The Front, Middle, and Back Office aren’t What They Used to Be

Date: February 11, 2021

The start of a new year is always an exciting time to look ahead at what can be and to reflect on what has been. Sometimes we are compelled to look beyond the year coming up and instead reflect on more than the year past.

These days, I find myself reflecting on the progress that the global investment management industry has made over the last 25+ years, with making viable investments available to everyday people to help them grow their assets and save for the future.

front, middle, and back office - QuoteThat timeframe of reflection comes easy to me as over 26 years ago I started learning what this industry was all about.

Starting at State Street doing fund accounting and custody work in the mid-1990s, into the 2000 teens running large fund administration teams and now, at Confluence, focusing across the entire front, middle, and back office spectrum, I have been lucky enough to see a LOT.

Upon reflecting, it is interesting to think about how different things are today while at the same time how little has changed and what is happening today to transform the industry as a whole.

I don’t think that I talk to people in the front, middle, and back office today more just because I have more confidence than I did as a 20 something-year-old, or more experience, or that I work at a company that is interested in solving problems across the investment lifecycle.

No, I think it’s because the front, middle, and back office continue to undergo massive changes in the way that they interact, communicate and work together.

I remember meeting with my custody and accounting teams back in the late 1990s to talk about how we could impact the way that certain data was presented on trades that were sent to us by our client and developing a knot in my stomach that I would have to talk about something so operational to people whose primary job it was to invest money, grow funds, and drive higher returns.

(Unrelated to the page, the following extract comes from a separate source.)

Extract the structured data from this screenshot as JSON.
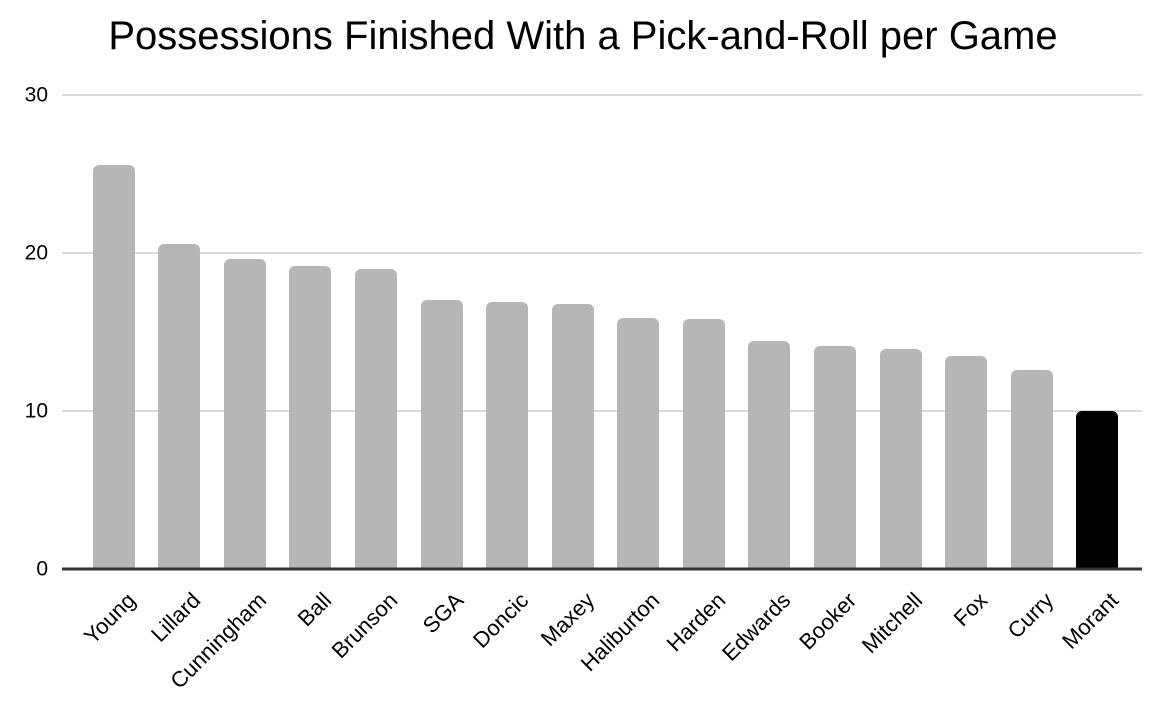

I remember when I worked at Deutsche Bank in the early 2000s wondering if the fund accounting team there had any appreciation for the tireless reconciliation work that was done by the middle office group on a daily basis to identify exceptions in the accounting book of records (ABOR) or the investor book of records (IBOR) that might impact the way that a fund operates. Today, things are different than they were then, but we have a long, long way to go.

Whether we are talking about operational efficiencies, data accuracy, reduction in technology costs, or a better customer experience, the front, middle, and back office teams across the global investment management industry are on a journey together.

I am excited to be here to see, and be part of, the lasting and permanent improvements these teams make in this industry.

I hope that five, ten or 15 years down the road I can look back on this blog and remember fondly the cultural changes that were afoot that helped us get to a state of utopian data accuracy and process efficiency all for the benefit of the end shareholder.

Our industry is dependent on it and us to make it happen.